Al día siguiente estuvo allí esperándome también. Y así la mayoría de los días de aquella semana. El jueves sin embargo yo no pude asistir porque aproveché las horas de descanso para asearme y el viernes coincidimos en que él tampoco pudo asistir el día anterior. En pocos días establecimos una relación bastante agradable y consensuada. Durante las horas en que yo estaba trabajando en sus viviendas no hablábamos de nada fuera de lugar y mucho menos mencionamos que nos veíamos fuera de allí. Sin embargo había días que nos ayudaba a mí y a Ramona a llevar las cazuelas de un lado a otro o incluso a poner y retirar la mesa. Después se sentaba fumar y me despedía con un gesto de su mano o de su mentón, depende del día. Después por la tarde volvíamos a encontrarnos y charlábamos durante aquellas dos horas tranquilamente.

A veces me contaba cosas de él, como que era de una ciudad de España que se llamaba León, que tenía veinticinco años y que había estado yendo a aquella viña desde los catorce. Sabía francés sin embargo, porque no solo había estado trabajando en aquella viña. Después de que terminase la época de los viñedos se trasladaba a la recogida de la aceituna al sur de Francia, en la frontera con Italia que duraba desde octubre hasta enero. Eso explicaba por qué tenía un francés más fluido de lo que se podría esperar.

Otra veces era yo la que le contaba cosas sobre mí, a qué me dedicaba antes de instalarme allí en la casona, mis hobbies o mis gustos. También le conté algunos de los problemas que había tenido con mis compañeras y él me escuchó atento mientras buscaba en su mente una manera de tomarles la delantera. Pero el puesto de trabajo, le dije, era importante y no podía perderlo por un descuido. El miércoles las chicas fueron a la poza y las estuvimos mirando desde lejos, sin ningún cariz sexual, simplemente como si estuviésemos observando a unos patitos yendo de un lado a otro llevados por la corriente y jugueteando con los nenúfares.

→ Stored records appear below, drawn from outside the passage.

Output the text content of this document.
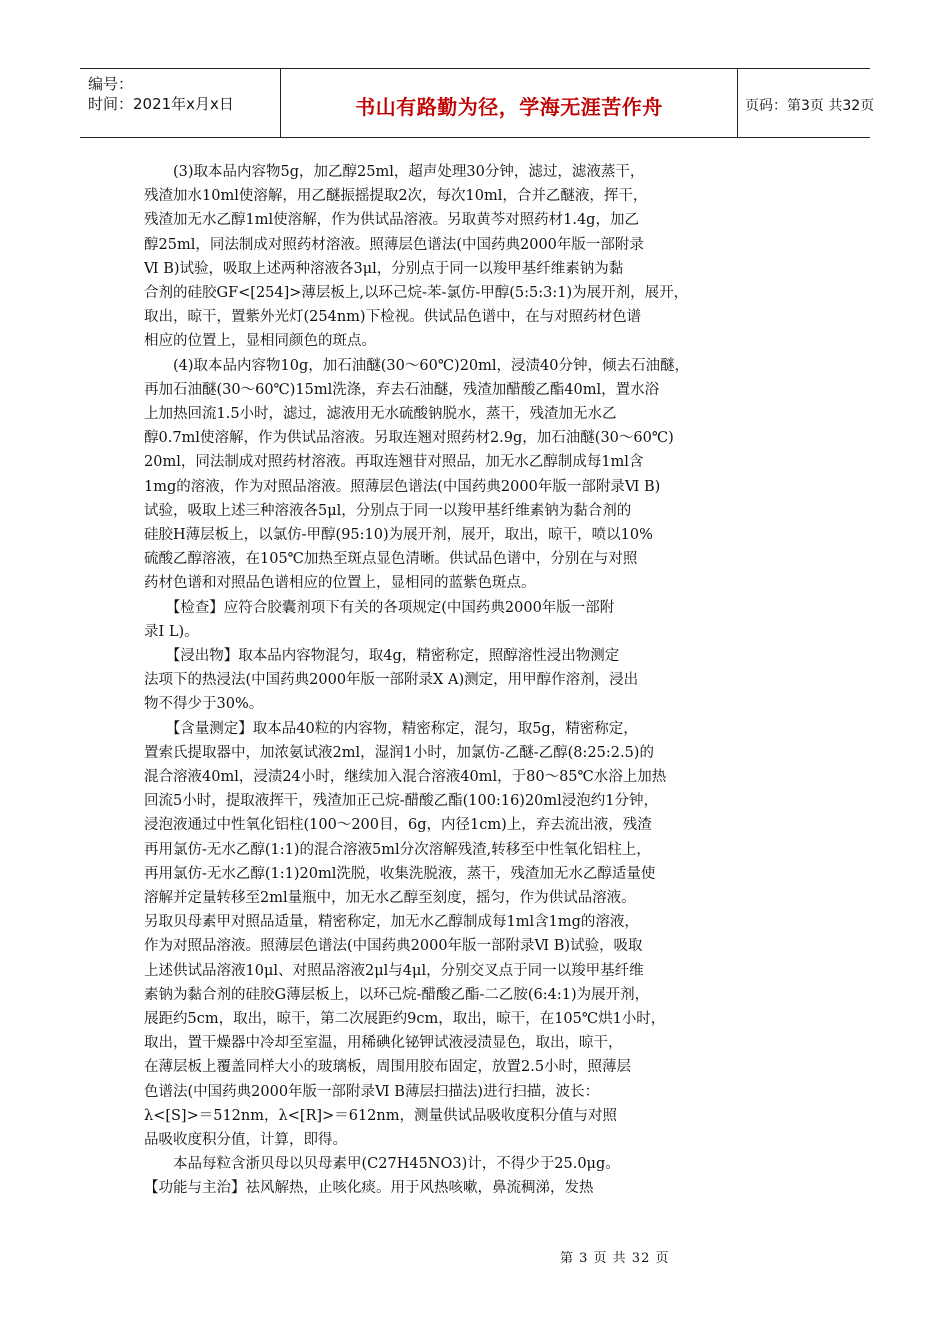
编号：
时间：2021年x月x日	书山有路勤为径，学海无涯苦作舟	页码：第3页 共32页
　　(3)取本品内容物5g，加乙醇25ml，超声处理30分钟，滤过，滤液蒸干，
残渣加水10ml使溶解，用乙醚振摇提取2次，每次10ml，合并乙醚液，挥干，
残渣加无水乙醇1ml使溶解，作为供试品溶液。另取黄芩对照药材1.4g，加乙
醇25ml，同法制成对照药材溶液。照薄层色谱法(中国药典2000年版一部附录
Ⅵ B)试验，吸取上述两种溶液各3μl，分别点于同一以羧甲基纤维素钠为黏
合剂的硅胶GF<[254]>薄层板上,以环己烷-苯-氯仿-甲醇(5:5:3:1)为展开剂，展开，
取出，晾干，置紫外光灯(254nm)下检视。供试品色谱中，在与对照药材色谱
相应的位置上，显相同颜色的斑点。
　　(4)取本品内容物10g，加石油醚(30～60℃)20ml，浸渍40分钟，倾去石油醚，
再加石油醚(30～60℃)15ml洗涤，弃去石油醚，残渣加醋酸乙酯40ml，置水浴
上加热回流1.5小时，滤过，滤液用无水硫酸钠脱水，蒸干，残渣加无水乙
醇0.7ml使溶解，作为供试品溶液。另取连翘对照药材2.9g，加石油醚(30～60℃)
20ml，同法制成对照药材溶液。再取连翘苷对照品，加无水乙醇制成每1ml含
1mg的溶液，作为对照品溶液。照薄层色谱法(中国药典2000年版一部附录Ⅵ B)
试验，吸取上述三种溶液各5μl，分别点于同一以羧甲基纤维素钠为黏合剂的
硅胶H薄层板上，以氯仿-甲醇(95:10)为展开剂，展开，取出，晾干，喷以10%
硫酸乙醇溶液，在105℃加热至斑点显色清晰。供试品色谱中，分别在与对照
药材色谱和对照品色谱相应的位置上，显相同的蓝紫色斑点。
　　【检查】应符合胶囊剂项下有关的各项规定(中国药典2000年版一部附
录Ⅰ L)。
　　【浸出物】取本品内容物混匀，取4g，精密称定，照醇溶性浸出物测定
法项下的热浸法(中国药典2000年版一部附录Ⅹ A)测定，用甲醇作溶剂，浸出
物不得少于30%。
　　【含量测定】取本品40粒的内容物，精密称定，混匀，取5g，精密称定，
置索氏提取器中，加浓氨试液2ml，湿润1小时，加氯仿-乙醚-乙醇(8:25:2.5)的
混合溶液40ml，浸渍24小时，继续加入混合溶液40ml，于80～85℃水浴上加热
回流5小时，提取液挥干，残渣加正己烷-醋酸乙酯(100:16)20ml浸泡约1分钟，
浸泡液通过中性氧化铝柱(100～200目，6g，内径1cm)上，弃去流出液，残渣
再用氯仿-无水乙醇(1:1)的混合溶液5ml分次溶解残渣,转移至中性氧化铝柱上，
再用氯仿-无水乙醇(1:1)20ml洗脱，收集洗脱液，蒸干，残渣加无水乙醇适量使
溶解并定量转移至2ml量瓶中，加无水乙醇至刻度，摇匀，作为供试品溶液。
另取贝母素甲对照品适量，精密称定，加无水乙醇制成每1ml含1mg的溶液，
作为对照品溶液。照薄层色谱法(中国药典2000年版一部附录Ⅵ B)试验，吸取
上述供试品溶液10μl、对照品溶液2μl与4μl，分别交叉点于同一以羧甲基纤维
素钠为黏合剂的硅胶G薄层板上，以环己烷-醋酸乙酯-二乙胺(6:4:1)为展开剂，
展距约5cm，取出，晾干，第二次展距约9cm，取出，晾干，在105℃烘1小时，
取出，置干燥器中冷却至室温，用稀碘化铋钾试液浸渍显色，取出，晾干，
在薄层板上覆盖同样大小的玻璃板，周围用胶布固定，放置2.5小时，照薄层
色谱法(中国药典2000年版一部附录Ⅵ B薄层扫描法)进行扫描，波长：
λ<[S]>＝512nm，λ<[R]>＝612nm，测量供试品吸收度积分值与对照
品吸收度积分值，计算，即得。
　　本品每粒含浙贝母以贝母素甲(C27H45NO3)计，不得少于25.0μg。
【功能与主治】祛风解热，止咳化痰。用于风热咳嗽，鼻流稠涕，发热
第 3 页 共 32 页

—Si algún día vas a bajar a la poza procura que sea más tarde de las diez. A veces a mis compañeros se les ocurre venir aquí a refrescarse antes de dormir. —Tomé buena nota de su consejo y le pregunté si él venía con ellos. Asintió.

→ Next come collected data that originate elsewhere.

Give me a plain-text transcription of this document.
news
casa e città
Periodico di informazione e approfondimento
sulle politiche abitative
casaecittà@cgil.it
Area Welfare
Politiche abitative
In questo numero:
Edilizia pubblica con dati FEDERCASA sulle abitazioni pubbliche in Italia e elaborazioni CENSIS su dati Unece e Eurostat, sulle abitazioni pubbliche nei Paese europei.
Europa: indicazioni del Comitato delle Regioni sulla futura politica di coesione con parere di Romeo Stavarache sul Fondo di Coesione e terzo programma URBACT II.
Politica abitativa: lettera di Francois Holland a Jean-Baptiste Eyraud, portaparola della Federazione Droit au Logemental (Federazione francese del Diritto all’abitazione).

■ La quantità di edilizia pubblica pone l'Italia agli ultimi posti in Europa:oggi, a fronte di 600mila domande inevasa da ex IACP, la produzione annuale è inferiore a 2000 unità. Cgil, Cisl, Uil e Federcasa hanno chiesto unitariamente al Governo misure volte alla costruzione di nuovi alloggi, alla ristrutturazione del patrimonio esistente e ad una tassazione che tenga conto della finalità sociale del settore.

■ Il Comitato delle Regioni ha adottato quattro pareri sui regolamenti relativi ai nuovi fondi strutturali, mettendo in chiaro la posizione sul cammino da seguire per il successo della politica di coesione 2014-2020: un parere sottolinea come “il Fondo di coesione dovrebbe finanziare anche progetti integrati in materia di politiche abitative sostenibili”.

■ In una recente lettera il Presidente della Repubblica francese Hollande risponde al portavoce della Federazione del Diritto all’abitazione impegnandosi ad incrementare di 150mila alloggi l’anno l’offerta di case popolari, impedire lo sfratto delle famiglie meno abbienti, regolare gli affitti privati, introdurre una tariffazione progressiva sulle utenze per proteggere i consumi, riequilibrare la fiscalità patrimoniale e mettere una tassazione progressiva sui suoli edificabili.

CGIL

Quedamos en que los sábados y domingos no nos veríamos porque los domingos lo más probable es que aprovechasen el día libre para ir al pueblo y el sábado solía ser el día más intenso y de alguna u otra manera acababa rendido después de la hora de comer. A mí me pareció perfecto. Tampoco quería quitarme todas aquellas horas libres de la semana en hablar con él.

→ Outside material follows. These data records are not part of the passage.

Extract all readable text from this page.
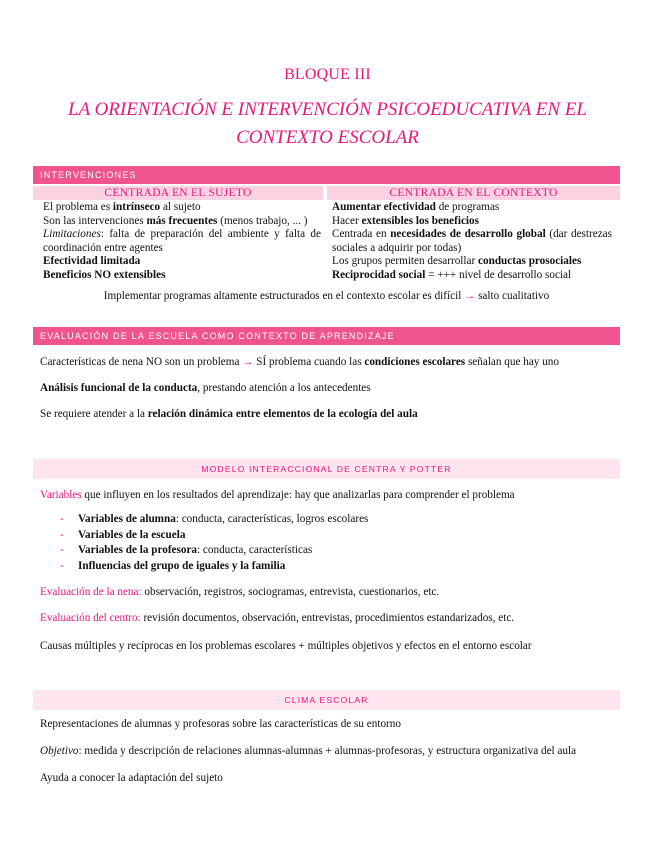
BLOQUE III
LA ORIENTACIÓN E INTERVENCIÓN PSICOEDUCATIVA EN EL
CONTEXTO ESCOLAR
INTERVENCIONES
CENTRADA EN EL SUJETO	CENTRADA EN EL CONTEXTO
El problema es intrínseco al sujeto
Son las intervenciones más frecuentes (menos trabajo, ... )
Limitaciones: falta de preparación del ambiente y falta de coordinación entre agentes
Efectividad limitada
Beneficios NO extensibles
Aumentar efectividad de programas
Hacer extensibles los beneficios
Centrada en necesidades de desarrollo global (dar destrezas sociales a adquirir por todas)
Los grupos permiten desarrollar conductas prosociales
Reciprocidad social = +++ nivel de desarrollo social
Implementar programas altamente estructurados en el contexto escolar es difícil → salto cualitativo
EVALUACIÓN DE LA ESCUELA COMO CONTEXTO DE APRENDIZAJE
Características de nena NO son un problema → SÍ problema cuando las condiciones escolares señalan que hay uno
Análisis funcional de la conducta, prestando atención a los antecedentes
Se requiere atender a la relación dinámica entre elementos de la ecología del aula
MODELO INTERACCIONAL DE CENTRA Y POTTER
Variables que influyen en los resultados del aprendizaje: hay que analizarlas para comprender el problema
- Variables de alumna: conducta, características, logros escolares
- Variables de la escuela
- Variables de la profesora: conducta, características
- Influencias del grupo de iguales y la familia
Evaluación de la nena: observación, registros, sociogramas, entrevista, cuestionarios, etc.
Evaluación del centro: revisión documentos, observación, entrevistas, procedimientos estandarizados, etc.
Causas múltiples y recíprocas en los problemas escolares + múltiples objetivos y efectos en el entorno escolar
CLIMA ESCOLAR
Representaciones de alumnas y profesoras sobre las características de su entorno
Objetivo: medida y descripción de relaciones alumnas-alumnas + alumnas-profesoras, y estructura organizativa del aula
Ayuda a conocer la adaptación del sujeto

Una de aquellas tardes en que llegaba a la casona después de haber estado hablando con Alejandro, Maurice se sentó a mi lado en la cocina pero rápido arrugó la nariz y miró en mi dirección algo sorprendido. Esperó hasta que Ramona salió de la cocina para preguntarme si había estado fumando. Le dije que sí, pero tampoco esperaba que me reprendiesen por aquello. Belmont se pasaba el día con la pipa en la boca y a la Señora también le había visto con un cigarrillo. Maurice se limitó a asentir en silencio y temí que fuese a aprovecharse de eso para pedirme cigarrillos pero nunca lo hizo.